Travel Journal

Cape Coast - November 20-21 - Lazing on the beach....

(Thursday 22 November 2007) by Karin
Two days spent lazing on the beach, sipping fresh orange or pineapple juice under the coconut trees, uploading pictures and updating travellog, wandering around town and visiting Cape Coast Castle.
Realized I didn't have a beach towel with me so went on a towel hunt in town. I wonder how I'll feel when I see the stores and supermarkets at home. Already here, after Larabanga, I feel like there are so many more choices in fruit and vegetables. I am enjoying pineapples, oranges, watermelons etc. Even though I love papaya it is a nice change. I can't wait to be able to prepare an avocado, cucumber, mushroom sandwich on multigrain bread again. I think that's the first thing I want to eat when I come home. Anyway, I found a towel in a very European looking store but what an expedition. Once you chose your towel, you have to find a sales person that will give you a piece of paper so you can go and pay for it. After payment another person needs to check your purchases and she will scribble something on your receipt before someone else will pack it up. I thought that would be it but before you leave the store a fifth person needs to stamp the receipt which of course I had put away again. I guess this is one way of keeping the unemployment rate lower. It still is hard to find a job here.

Visit to Cape Coast Castle was interesting but I came out of there not feeling too well :-x. Cape Coast Castle as it exists today was built over a period of 300 years. Again, I am horrified by the extend of suffering that millions of enslaved people endured. Torn from their homes and families, separated from their children and loved ones, those who were enslaved were shackled, held in dark, overcrowded, unsanitary dungeons until they were shipped out. They got food and water but just enough to keep them alive. Women got raped. Any rebellious behavior got beaten out of them or they were put in the 'dead' cell with no food or water to die.
The conditions on board of the slave ships were equally, if not more horrendous. In most cases, these vessels were nothing more than floating coffins, where human cargo was literally stacked like books on shelves. Those who survived this 'middle passage' faced a bleak future and a lifetime of servitude at the hands of householders and plantation owners in Europe and the Americas.

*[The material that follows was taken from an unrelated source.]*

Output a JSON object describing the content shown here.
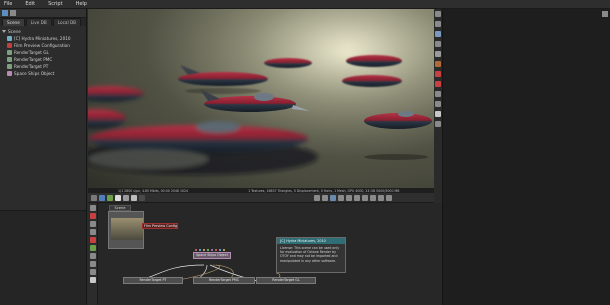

Early morning I watched the fisherman bring in their nets and collect the fish. Interesting to watch. Fish is sold on the beach to the women who then prepare and sell it on the street.
And tonight, I disappointed another man. John, a Ghanaian man whom I talked with today is in love with me now and wants to marry me. Marriage proposal number ????? He wanted to join me in my room and was really disappointed when I declined his offer. Wonder how you can be sooooo sure after a few hours and most of them actually after a few minutes. By now I could have been married soooo many times.
All in all, an enjoyable two days. Unfortunately I will have to leave paradise for stinky Accra tomorrow.